Since committing fully to her work, the most significant change has not been productivity, but spaciousness. With the removal of constant pressure, she has gained capacity for rest, movement, nourishment, and curiosity. The result has been calmer energy and, paradoxically, deeper creativity.

Taking power back

If Katie’s work carries a quiet message, it is one of self-authority. She speaks openly about the opacity of the traditional art world, and the sense that legitimacy must be granted by institutions rather than claimed.

Photographer: Olivia Bossert

“You can do so much independently,” she says. “You don’t have to wait for permission.”
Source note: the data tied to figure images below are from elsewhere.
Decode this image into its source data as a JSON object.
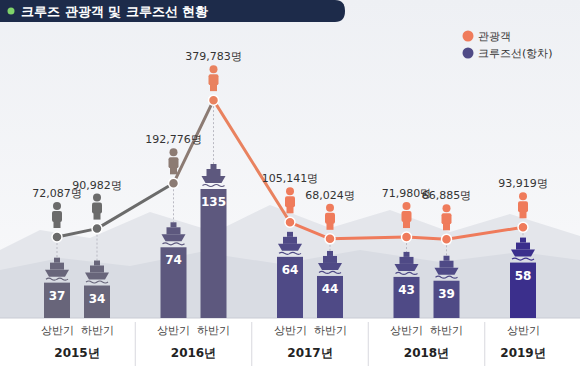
{
  "chart_data": {
    "type": "bar",
    "title": "크루즈 관광객 및 크루즈선 현황",
    "categories": [
      "상반기",
      "하반기",
      "상반기",
      "하반기",
      "상반기",
      "하반기",
      "상반기",
      "하반기",
      "상반기"
    ],
    "group_labels": [
      "2015년",
      null,
      "2016년",
      null,
      "2017년",
      null,
      "2018년",
      null,
      "2019년"
    ],
    "series": [
      {
        "name": "관광객",
        "type": "line",
        "axis": "y2",
        "marker": "circle",
        "color": "#ef7b5b",
        "colors": [
          "#6b6b6b",
          "#6b6b6b",
          "#8c7b73",
          "#e9825f",
          "#ef7b5b",
          "#ef7b5b",
          "#ef7b5b",
          "#ef7b5b",
          "#ef7b5b"
        ],
        "values": [
          72087,
          90982,
          192776,
          379783,
          105141,
          68024,
          71980,
          66885,
          93919
        ],
        "value_labels": [
          "72,087명",
          "90,982명",
          "192,776명",
          "379,783명",
          "105,141명",
          "68,024명",
          "71,980명",
          "66,885명",
          "93,919명"
        ]
      },
      {
        "name": "크루즈선(항차)",
        "type": "bar",
        "axis": "y",
        "color": "#4f4a86",
        "colors": [
          "#68657a",
          "#68657a",
          "#5d587e",
          "#5d587e",
          "#4f4a86",
          "#4f4a86",
          "#4f4a86",
          "#4f4a86",
          "#3b2f8c"
        ],
        "values": [
          37,
          34,
          74,
          135,
          64,
          44,
          43,
          39,
          58
        ]
      }
    ],
    "ylim": [
      0,
      270
    ],
    "y2lim": [
      -110000,
      470000
    ],
    "data_labels": true,
    "tick_labels": false,
    "grid": false,
    "legend": "upper right"
  }
}
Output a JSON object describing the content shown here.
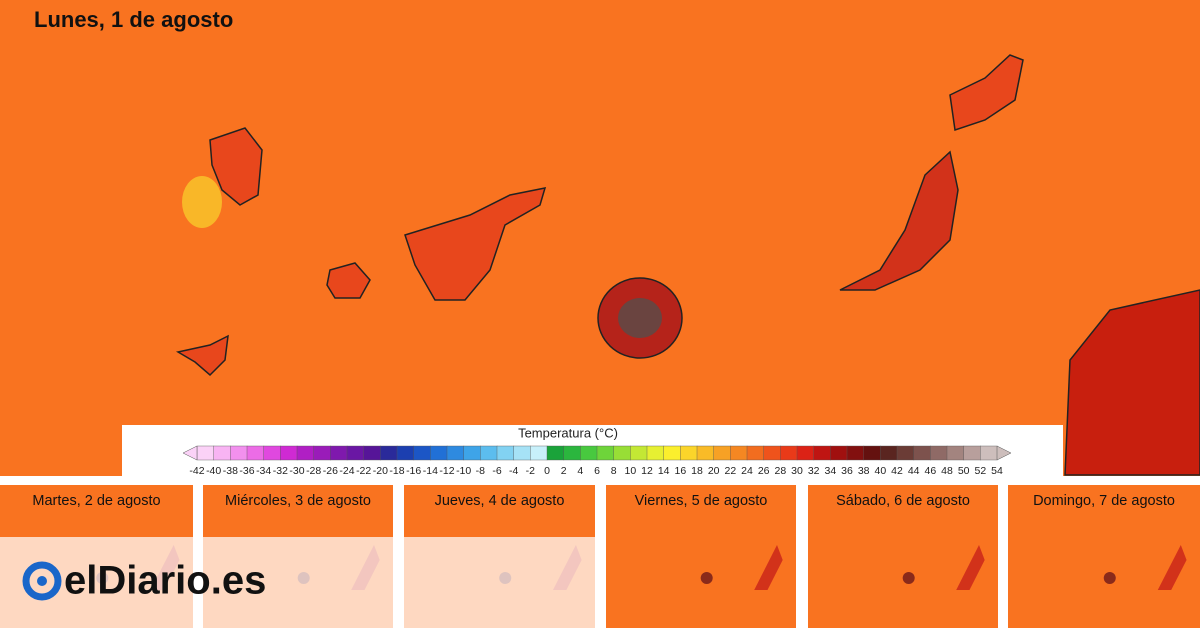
{
  "header": {
    "title": "Lunes, 1 de agosto"
  },
  "legend": {
    "title": "Temperatura (°C)",
    "ticks": [
      -42,
      -40,
      -38,
      -36,
      -34,
      -32,
      -30,
      -28,
      -26,
      -24,
      -22,
      -20,
      -18,
      -16,
      -14,
      -12,
      -10,
      -8,
      -6,
      -4,
      -2,
      0,
      2,
      4,
      6,
      8,
      10,
      12,
      14,
      16,
      18,
      20,
      22,
      24,
      26,
      28,
      30,
      32,
      34,
      36,
      38,
      40,
      42,
      44,
      46,
      48,
      50,
      52,
      54
    ],
    "colors": [
      "#fbd2f7",
      "#f8b4f3",
      "#f290ee",
      "#ec6ce6",
      "#e048df",
      "#cf2ad3",
      "#b01fc4",
      "#9a1cb9",
      "#7f19ad",
      "#6a17a4",
      "#561598",
      "#2a2a9a",
      "#1c3fb0",
      "#1c56c6",
      "#2170d6",
      "#2e8ae0",
      "#3ea4e8",
      "#5cbdee",
      "#82d2f2",
      "#a6e2f6",
      "#c8f0fa",
      "#1aa33a",
      "#2bb63e",
      "#48c93f",
      "#6ed43a",
      "#98de36",
      "#c3e834",
      "#e6f032",
      "#fbef2d",
      "#fbd52a",
      "#f9bb27",
      "#f7a125",
      "#f58722",
      "#f26d1f",
      "#ef531c",
      "#e93a19",
      "#dc2216",
      "#bf1512",
      "#a0100f",
      "#82100f",
      "#64110f",
      "#5a2520",
      "#6b3c36",
      "#7d524d",
      "#8f6a66",
      "#a3847f",
      "#b89f9c",
      "#cdbebc"
    ]
  },
  "panels": [
    {
      "label": "Martes, 2 de agosto"
    },
    {
      "label": "Miércoles, 3 de agosto"
    },
    {
      "label": "Jueves, 4 de agosto"
    },
    {
      "label": "Viernes, 5 de agosto"
    },
    {
      "label": "Sábado, 6 de agosto"
    },
    {
      "label": "Domingo, 7 de agosto"
    }
  ],
  "brand": {
    "name": "elDiario.es"
  }
}
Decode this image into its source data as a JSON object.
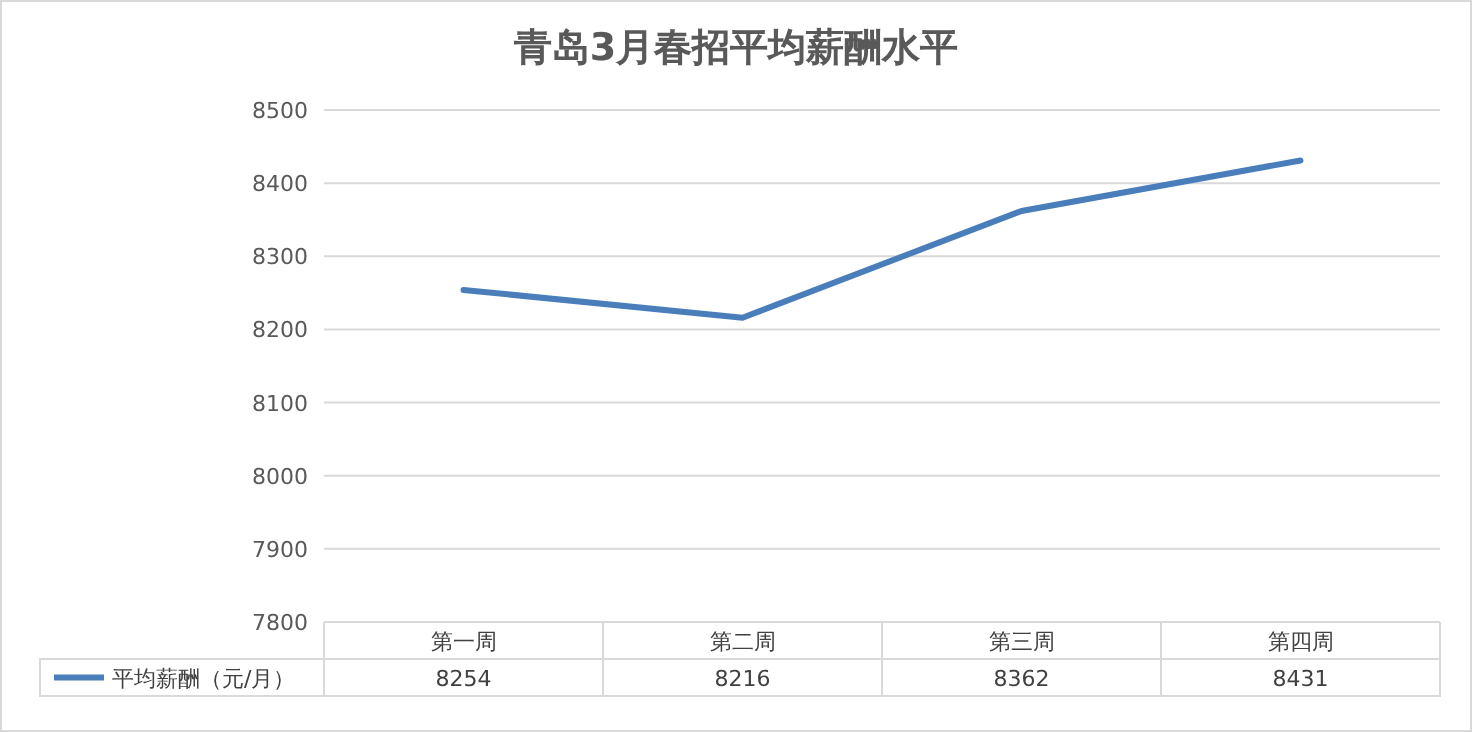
{
  "chart_data": {
    "type": "line",
    "title": "青岛3月春招平均薪酬水平",
    "categories": [
      "第一周",
      "第二周",
      "第三周",
      "第四周"
    ],
    "series": [
      {
        "name": "平均薪酬（元/月）",
        "color": "#4a7ebb",
        "values": [
          8254,
          8216,
          8362,
          8431
        ]
      }
    ],
    "ylim": [
      7800,
      8500
    ],
    "yticks": [
      7800,
      7900,
      8000,
      8100,
      8200,
      8300,
      8400,
      8500
    ],
    "grid": "y",
    "legend": "bottom",
    "data_labels": true,
    "marker": "none",
    "line_style": "solid"
  }
}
Her hope is that other artists, particularly women, see her journey as evidence that ownership matters. That power does not need to be outsourced to galleries, gatekeepers, or perceived elites. Creating, sharing, and trusting the work can be enough.

“It’s never too late,” she adds. “I only went full-time at thirty. People think everything has to be decided in your twenties. It doesn’t.”

Looking back, looking forward

Asked what she would say to the version of herself still sitting at a corporate desk, Katie smiles.

“I’d tell her she’s in for a crazy ride,” she says. “But that she’s more than capable of handling it. And that it’s going to be fun.”

In a culture obsessed with acceleration and spectacle, Katie McGowan represents a different kind of founder. One who builds steadily. One who listens inwardly. One who understands that confidence does not always announce itself loudly.

Sometimes, it arrives as a quiet decision to trust yourself.